12月11日、テレビを見ていたら「リプトンの紅茶」のコマーシャルで、
「入れっぱなのに、ずっと、おいしい」
という声と共に文字が出てきました。
「入れっぱ」=「入れっぱなし」
ですね。「入れ歯」をかわいらしく言ったわけではありません。
これまでにもこの言葉を聞いたことはありましたが「若者言葉」「俗語」だと思っていましたが、CMで使われるほど普及してしまったようです・・・。
同様の、
「出しっぱ」「借りっぱ」
などの、
「~っぱ」
という形は、私は使いませんが、もうすごくよく見聞きします。応用が簡単だし、言葉が短くなるという利点があるのでしょう。過去にも書いたはずです。検索してみましょう。
・・・ありました。「2002年」に書いていました、
「平成ことば事情699入れっぱ」(2002年6月1日)
です。そこには「東京出版サービスセンター」というところがネット上で出している「流行語予報(JUNK WORDS)」の「2000年8月号」で、
「置きっぱ」「出しっぱ」
が、また「2001年4月号」には、
「やりっぱ」「行きっぱ」「狂いっぱ」「話しっぱ」「笑いっぱ」「おかしっぱ」「いじめっぱ」
などが載っていて、意味は、
「やり放しでフォローがないというよりも、テンションがガガッといきっぱなしなことです。」
と書いてあったようです。もう「20年の歴史」があるのですね・・・。
その時と、後の「追記」で「2006年6月15日」にグーグル検索しています。

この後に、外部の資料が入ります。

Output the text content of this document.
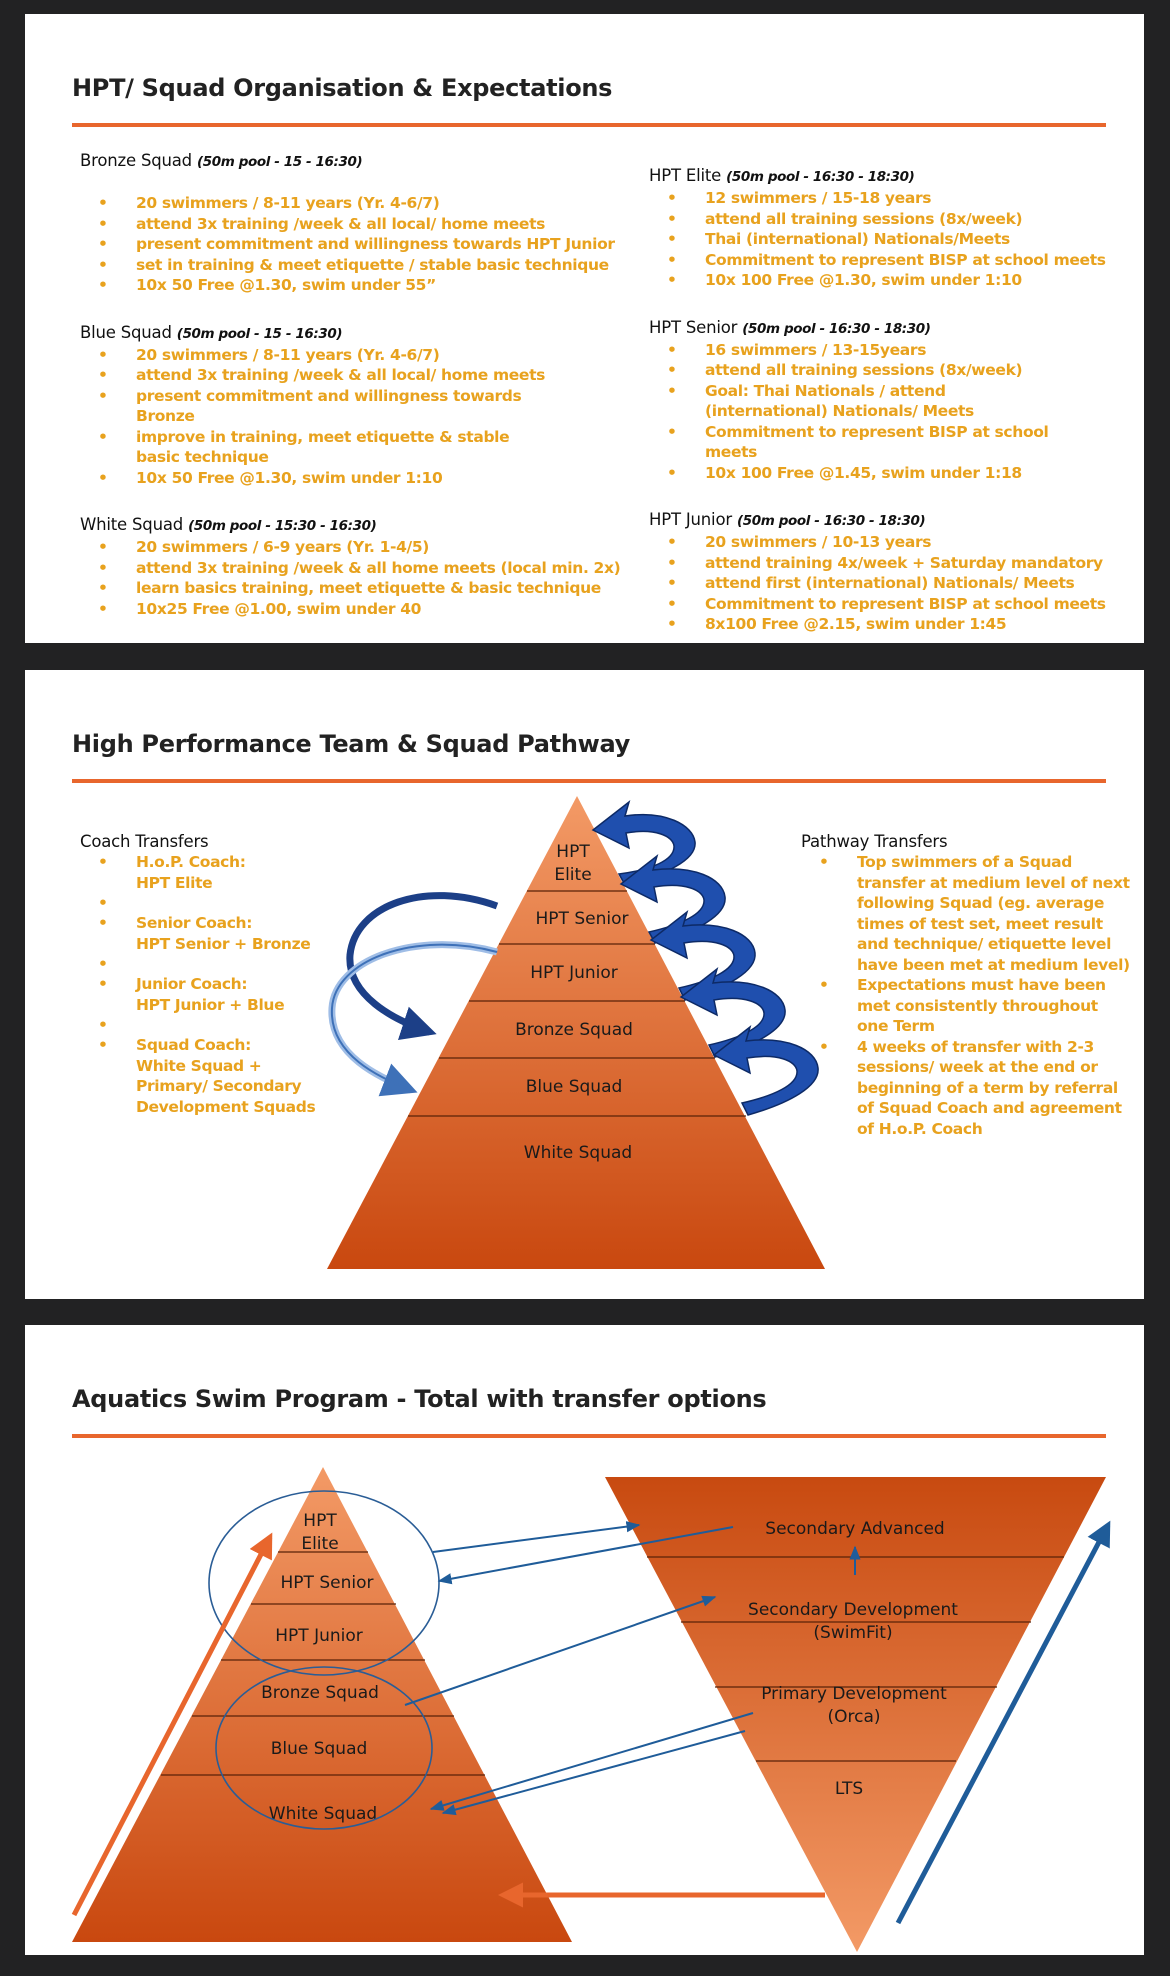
HPT/ Squad Organisation & Expectations
Bronze Squad (50m pool - 15 - 16:30)
• 20 swimmers / 8-11 years (Yr. 4-6/7)
• attend 3x training /week & all local/ home meets
• present commitment and willingness towards HPT Junior
• set in training & meet etiquette / stable basic technique
• 10x 50 Free @1.30, swim under 55”
Blue Squad (50m pool - 15 - 16:30)
• 20 swimmers / 8-11 years (Yr. 4-6/7)
• attend 3x training /week & all local/ home meets
• present commitment and willingness towards Bronze
• improve in training, meet etiquette & stable basic technique
• 10x 50 Free @1.30, swim under 1:10
White Squad (50m pool - 15:30 - 16:30)
• 20 swimmers / 6-9 years (Yr. 1-4/5)
• attend 3x training /week & all home meets (local min. 2x)
• learn basics training, meet etiquette & basic technique
• 10x25 Free @1.00, swim under 40
HPT Elite (50m pool - 16:30 - 18:30)
• 12 swimmers / 15-18 years
• attend all training sessions (8x/week)
• Thai (international) Nationals/Meets
• Commitment to represent BISP at school meets
• 10x 100 Free @1.30, swim under 1:10
HPT Senior (50m pool - 16:30 - 18:30)
• 16 swimmers / 13-15years
• attend all training sessions (8x/week)
• Goal: Thai Nationals / attend (international) Nationals/ Meets
• Commitment to represent BISP at school meets
• 10x 100 Free @1.45, swim under 1:18
HPT Junior (50m pool - 16:30 - 18:30)
• 20 swimmers / 10-13 years
• attend training 4x/week + Saturday mandatory
• attend first (international) Nationals/ Meets
• Commitment to represent BISP at school meets
• 8x100 Free @2.15, swim under 1:45
High Performance Team & Squad Pathway
Coach Transfers
• H.o.P. Coach:
HPT Elite
•
• Senior Coach:
HPT Senior + Bronze
•
• Junior Coach:
HPT Junior + Blue
•
• Squad Coach:
White Squad + Primary/ Secondary Development Squads
Pathway Transfers
• Top swimmers of a Squad transfer at medium level of next following Squad (eg. average times of test set, meet result and technique/ etiquette level have been met at medium level)
• Expectations must have been met consistently throughout one Term
• 4 weeks of transfer with 2-3 sessions/ week at the end or beginning of a term by referral of Squad Coach and agreement of H.o.P. Coach
HPT
Elite
HPT Senior
HPT Junior
Bronze Squad
Blue Squad
White Squad
Aquatics Swim Program - Total with transfer options
HPT
Elite
HPT Senior
HPT Junior
Bronze Squad
Blue Squad
White Squad
Secondary Advanced
Secondary Development
(SwimFit)
Primary Development
(Orca)
LTS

そのころと現在の検索数を比べて見ましょう
【2002年】→【2006年】 → 【2020年】
「入れっぱ」= 112件 → 1万3700件→ 9万5400件
「出しっぱ」= 69件 → 1万2800件→ 4万1100件
「置きっぱ」= 91件 → 3万1900件 →10万5000件
「ぬぎっぱ」= *** 87件 → 4760件
「脱ぎっぱ」= *** 144件 → 2万0100件
という結果でした。2002年の「2ケタ」や「3ケタ」の検索件数が懐かしい。
もう、国語辞典に載っているのでしょうか?
去年(2019年に)出た『大辞林・第4版』には、
「出しっぱなし」「置きっぱなし」
は載っていましたが、
「入れっぱなし」「脱ぎっぱなし」
「入れっぱ」「出しっぱ」「置きっぱ」「脱ぎっぱ」「~っぱ」
は載っていませんでした。
20年前には「マイナスイメージ」のあった「~っぱ」が、普通の言葉として定着して、紅茶のティーバッグを、
「『入れっぱ』でもおいしい」
というように、
「便利=プラスイメージ」
に、変化してきたと言えるのではないでしょうかね。
もう、「流行語辞典」や「俗語辞典」ではなく、「普通の国語辞典」に載ってもいい言葉なのかもしれませんね。
あ、先月(11月に)出た『新明解国語辞典・第8版』には載っているかな?
家に帰ったら調べてみよう!
と、こう書いている間にも、このCMが流れて来ました。